Poppy Davis had been sent to join Annie and Maggie on the beat when Irene had left for Grantham and, although being in her thirties made her quite a bit older than them both – Annie was twenty-three and Maggie just nineteen – she had fitted in well to their little set-up – even moving in to the flat they shared in Camberwell Green. She had already been patrolling in another part of London before she joined the girls and Annie had been relieved to have been sent someone with experience rather than a recruit fresh out of training. Maggie had been convinced Poppy would use her age to boss them both around, and Annie had been ready for the pair of them to clash. But it turned out that Poppy was young at heart, and she made sure her extra years of life-experience benefited the whole group. Now it was like she had always been a part of their life together, although Annie wished Irene could still be with them, too.
‘What were you thinking back there?’ Maggie asked suddenly.
Confused, Annie looked round at her to check who she was addressing.
‘What do you mean?’ Annie asked when she found Maggie staring at her expectantly.
‘I mean, how could you take such a big risk so close to the wedding? You leapt straight in there and plonked yourself in the middle, right in the line of fire. I wish you’d taken a step back and let me or Poppy do that.’
Annie blinked. She hadn’t thought before she had acted. It all came naturally now. ‘It happened so quickly,’ she explained. ‘I didn’t even get a chance to make sure you had both seen what I’d seen and were going to back me up.’
‘Well, thank goodness we did,’ Maggie sighed. ‘What if we hadn’t realised and left you to take him on alone? He could have knocked you straight off your feet. Your mother would kill me if I dragged you along to the dress fitting with a head wound, and don’t get me started on Richard’s reaction to a bruised and bloody bride!’

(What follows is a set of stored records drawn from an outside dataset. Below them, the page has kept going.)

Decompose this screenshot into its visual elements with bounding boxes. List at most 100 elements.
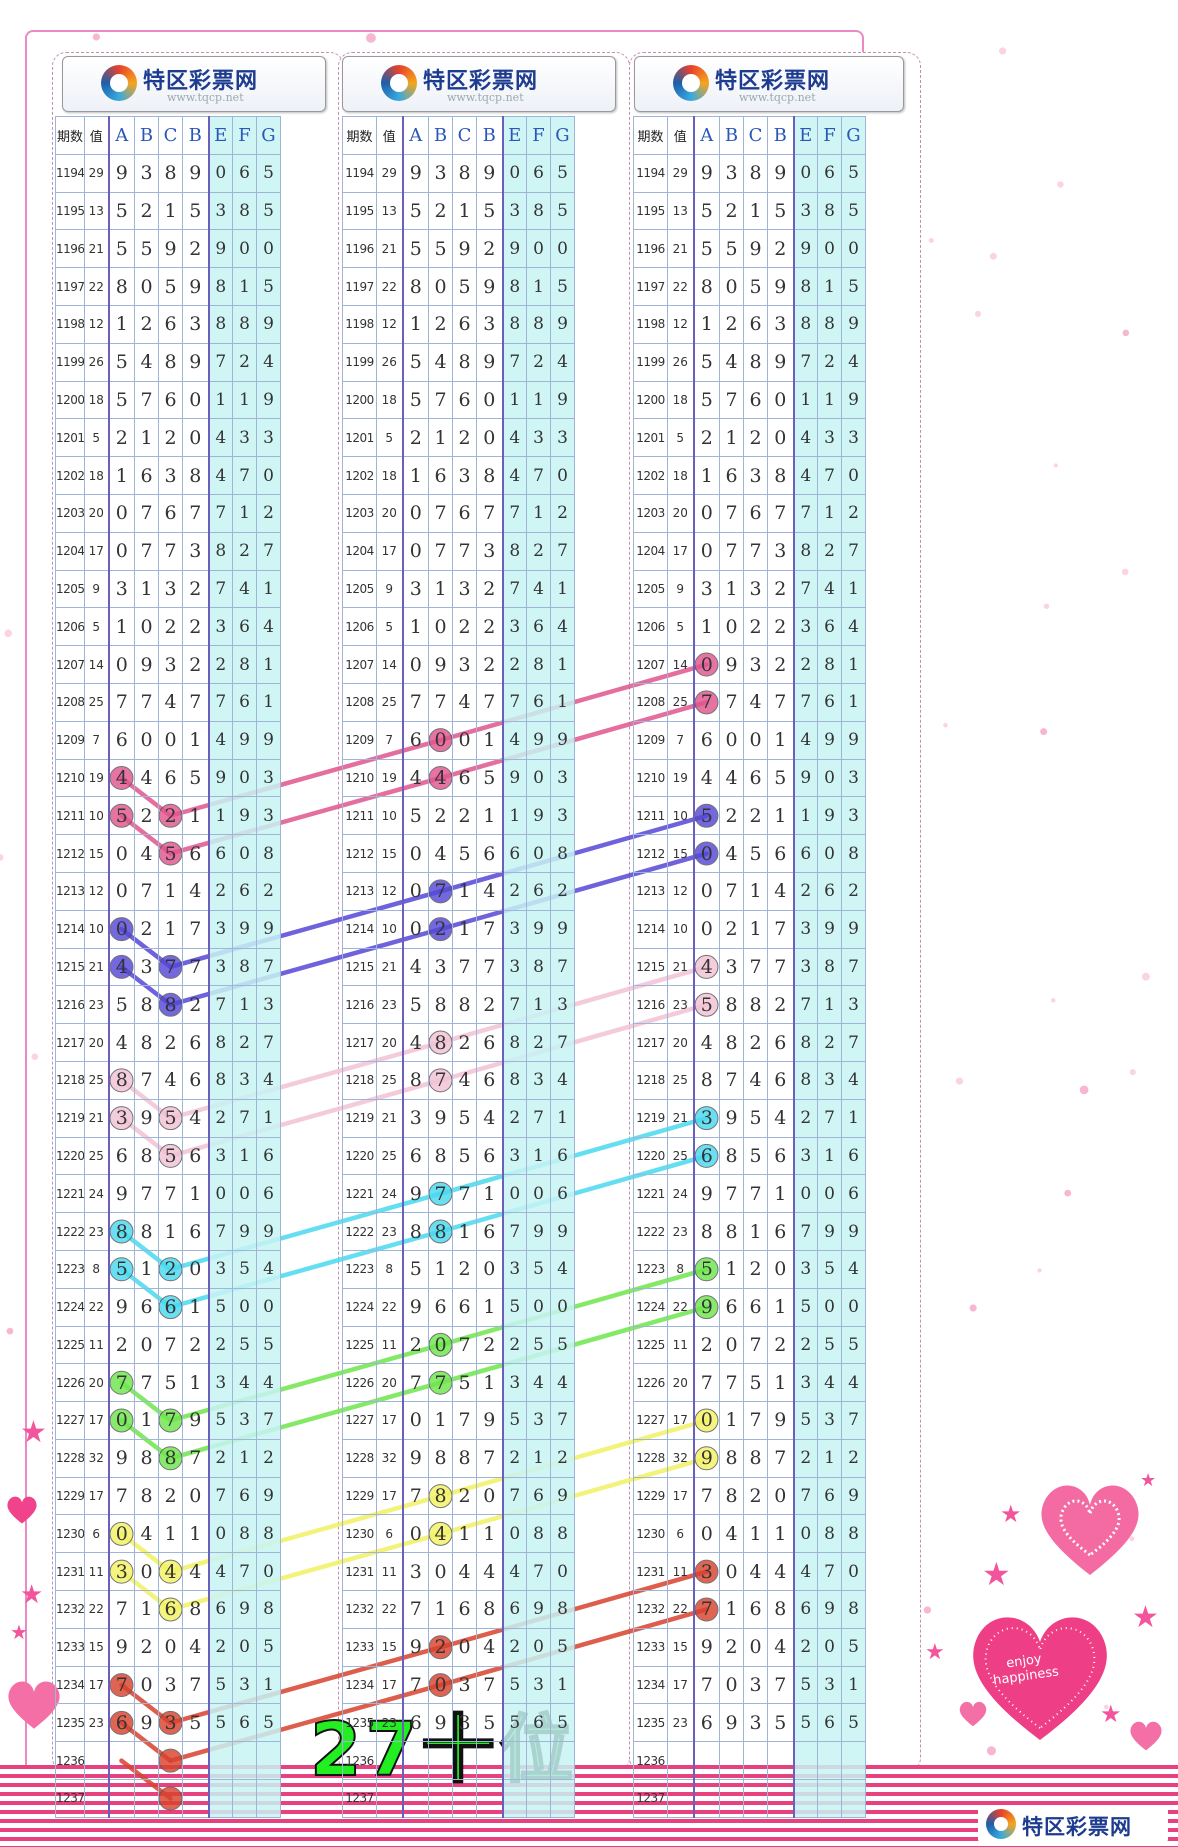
digit-cell: 8 — [134, 1438, 159, 1478]
digit-cell: 1 — [502, 796, 527, 836]
digit-cell: 7 — [793, 1212, 818, 1251]
digit-cell: 4 — [108, 1023, 135, 1062]
decor-dot — [986, 1746, 996, 1756]
sum-cell: 6 — [84, 1514, 110, 1554]
sum-cell — [84, 1741, 110, 1781]
sum-cell: 23 — [376, 1703, 404, 1743]
digit-cell: 3 — [208, 607, 233, 647]
digit-cell: 1 — [841, 1098, 866, 1138]
period-cell: 1205 — [633, 569, 668, 609]
table-row: 1214 10 0 2 1 7 3 9 9 — [55, 909, 281, 949]
table-row: 1211 10 5 2 2 1 1 9 3 — [55, 796, 281, 836]
digit-cell: 9 — [550, 304, 575, 344]
digit-cell: 0 — [232, 1627, 257, 1667]
sum-cell: 17 — [667, 1476, 695, 1516]
digit-cell: 5 — [743, 267, 768, 306]
decor-dot — [4, 629, 13, 637]
digit-cell: 9 — [550, 1476, 575, 1516]
digit-cell: 5 — [526, 1325, 551, 1365]
period-cell: 1227 — [633, 1401, 668, 1440]
digit-cell: 3 — [158, 569, 183, 609]
sum-cell: 10 — [84, 909, 110, 949]
digit-cell: 8 — [208, 304, 233, 344]
decor-dot — [1129, 1536, 1135, 1542]
period-cell: 1233 — [342, 1627, 377, 1667]
digit-cell: 0 — [502, 1514, 527, 1554]
star-icon: ★ — [1100, 1700, 1122, 1728]
digit-cell: 5 — [476, 191, 504, 231]
digit-cell: 5 — [452, 1363, 477, 1403]
digit-cell — [182, 1741, 210, 1781]
digit-cell: 4 — [232, 1363, 257, 1403]
digit-cell: 6 — [767, 834, 795, 873]
sum-cell: 17 — [84, 1476, 110, 1516]
digit-cell: 3 — [526, 1665, 551, 1705]
digit-cell: 3 — [793, 947, 818, 987]
digit-cell: 9 — [402, 1627, 429, 1667]
digit-cell: 7 — [428, 1174, 453, 1214]
digit-cell: 7 — [767, 947, 795, 987]
sum-cell: 14 — [84, 645, 110, 684]
table-row: 1212 15 0 4 5 6 6 0 8 — [633, 834, 866, 873]
digit-cell: 5 — [693, 191, 720, 231]
sum-cell: 15 — [376, 1627, 404, 1667]
table-row: 1219 21 3 9 5 4 2 7 1 — [633, 1098, 866, 1138]
period-cell: 1229 — [342, 1476, 377, 1516]
digit-cell: 1 — [134, 569, 159, 609]
digit-cell: 3 — [693, 569, 720, 609]
digit-cell: 4 — [256, 1060, 281, 1100]
digit-cell: 3 — [208, 191, 233, 231]
digit-cell: 2 — [452, 418, 477, 458]
digit-cell: 0 — [719, 607, 744, 647]
period-cell: 1202 — [342, 456, 377, 495]
digit-cell: 4 — [743, 1552, 768, 1592]
digit-cell: 6 — [182, 834, 210, 873]
digit-cell: 0 — [108, 834, 135, 873]
digit-cell: 2 — [158, 607, 183, 647]
table-row: 1218 25 8 7 4 6 8 3 4 — [342, 1060, 575, 1100]
digit-cell: 3 — [108, 569, 135, 609]
digit-cell: 2 — [208, 1438, 233, 1478]
digit-cell: 6 — [743, 758, 768, 798]
digit-cell: 3 — [502, 947, 527, 987]
period-cell: 1237 — [342, 1779, 377, 1818]
digit-cell: 7 — [134, 380, 159, 420]
digit-cell: 9 — [208, 758, 233, 798]
table-row: 1237 — [342, 1779, 575, 1818]
digit-cell: 8 — [817, 947, 842, 987]
digit-cell: 7 — [743, 1401, 768, 1440]
digit-cell: 3 — [719, 153, 744, 193]
digit-cell: 4 — [767, 1627, 795, 1667]
digit-cell: 1 — [452, 1514, 477, 1554]
digit-cell: 1 — [232, 985, 257, 1025]
digit-cell: 7 — [550, 531, 575, 571]
digit-cell: 5 — [817, 1325, 842, 1365]
column-header: 期数 — [633, 116, 668, 155]
decor-dot — [1043, 603, 1050, 610]
digit-cell: 8 — [232, 947, 257, 987]
digit-cell: 2 — [526, 342, 551, 382]
period-cell: 1202 — [55, 456, 85, 495]
digit-cell: 0 — [232, 758, 257, 798]
digit-cell: 7 — [182, 493, 210, 533]
digit-cell: 9 — [767, 267, 795, 306]
digit-cell: 5 — [743, 1136, 768, 1176]
digit-cell: 4 — [767, 1552, 795, 1592]
table-row: 1235 23 6 9 3 5 5 6 5 — [342, 1703, 575, 1743]
logo-swirl-icon — [986, 1809, 1016, 1839]
lottery-table-left: 期数值 A B C B E F G 1194 29 9 3 8 9 0 6 5 1195 13 5 2 1 5 3 8 5 1196… — [55, 116, 281, 1818]
digit-cell: 8 — [550, 1514, 575, 1554]
digit-cell: 9 — [232, 720, 257, 760]
table-row: 1209 7 6 0 0 1 4 9 9 — [633, 720, 866, 760]
digit-cell: 2 — [476, 985, 504, 1025]
table-row: 1222 23 8 8 1 6 7 9 9 — [633, 1212, 866, 1251]
digit-cell: 9 — [550, 1212, 575, 1251]
period-cell: 1200 — [55, 380, 85, 420]
digit-cell: 6 — [402, 1703, 429, 1743]
digit-cell: 2 — [182, 229, 210, 269]
digit-cell: 1 — [502, 380, 527, 420]
digit-cell: 9 — [402, 1287, 429, 1327]
digit-cell: 3 — [208, 947, 233, 987]
sum-cell: 15 — [667, 1627, 695, 1667]
sum-cell: 22 — [376, 267, 404, 306]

Annie could see now that Maggie was joking around with her. ‘Well, it’s a good job we’re all so in tune then, isn’t it?’ she said, smiling. ‘I know you’ve always got my back.’

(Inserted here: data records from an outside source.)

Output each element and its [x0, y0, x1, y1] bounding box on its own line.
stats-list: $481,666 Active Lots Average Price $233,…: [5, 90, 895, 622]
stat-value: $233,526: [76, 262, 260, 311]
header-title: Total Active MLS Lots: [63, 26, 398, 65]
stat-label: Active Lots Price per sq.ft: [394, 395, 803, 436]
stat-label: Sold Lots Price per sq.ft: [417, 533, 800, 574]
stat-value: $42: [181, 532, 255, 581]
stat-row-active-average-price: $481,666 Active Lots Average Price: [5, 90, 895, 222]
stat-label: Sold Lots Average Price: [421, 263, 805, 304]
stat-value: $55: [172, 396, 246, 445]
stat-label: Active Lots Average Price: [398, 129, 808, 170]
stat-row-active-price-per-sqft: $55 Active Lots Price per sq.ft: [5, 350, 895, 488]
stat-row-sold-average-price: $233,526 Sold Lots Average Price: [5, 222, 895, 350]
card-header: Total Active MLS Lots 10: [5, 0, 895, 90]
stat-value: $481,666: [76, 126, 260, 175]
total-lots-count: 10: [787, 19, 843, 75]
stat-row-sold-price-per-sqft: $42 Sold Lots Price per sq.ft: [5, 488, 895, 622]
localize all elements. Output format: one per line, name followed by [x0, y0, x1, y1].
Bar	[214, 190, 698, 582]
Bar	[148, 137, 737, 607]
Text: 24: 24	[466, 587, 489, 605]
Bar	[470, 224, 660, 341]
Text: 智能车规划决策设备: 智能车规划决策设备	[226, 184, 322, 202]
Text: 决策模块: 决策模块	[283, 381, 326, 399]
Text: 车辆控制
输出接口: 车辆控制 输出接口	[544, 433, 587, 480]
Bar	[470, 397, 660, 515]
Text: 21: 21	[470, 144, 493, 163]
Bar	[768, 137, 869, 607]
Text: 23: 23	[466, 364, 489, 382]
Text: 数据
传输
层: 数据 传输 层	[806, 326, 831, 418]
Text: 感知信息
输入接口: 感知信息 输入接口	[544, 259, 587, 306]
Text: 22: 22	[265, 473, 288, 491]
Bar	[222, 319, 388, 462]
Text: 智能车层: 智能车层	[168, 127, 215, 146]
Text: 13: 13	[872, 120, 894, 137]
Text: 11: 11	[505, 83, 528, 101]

She gave her friend a playful pat on her back and the three of them giggled. And that was the truth; she had dived straight in without checking Maggie and Poppy were behind her because she always trusted that they were. They had never once let her down, and she was confident they never would. Just like she knew she would always be there to help them, no matter what the situation was. That was one of the reasons their bond was so strong.
‘We’d better hurry back to the station,’ Maggie declared suddenly, checking her watch. ‘I don’t know where the afternoon has gone, but we’re cutting it fine to meet your mother at the dress shop and I don’t want to upset Mrs Beckett!’
Annie rolled her eyes playfully. Her mother was as relaxed as they come and certainly wouldn’t moan at them being late to meet her with such good reason. She wondered if Maggie had one of her grand plans in place and secretly hoped she didn’t. She didn’t want any big surprises over the next few days. All that mattered was that she got to see Richard again, and become his wife at last. He was due back on leave the next day and this final dress fitting was the last piece of wedding preparation she had left to do before the ceremony. She rushed along the street with Maggie and Poppy. She had to admit, she was rather desperate to try her dress on one last time before the big day.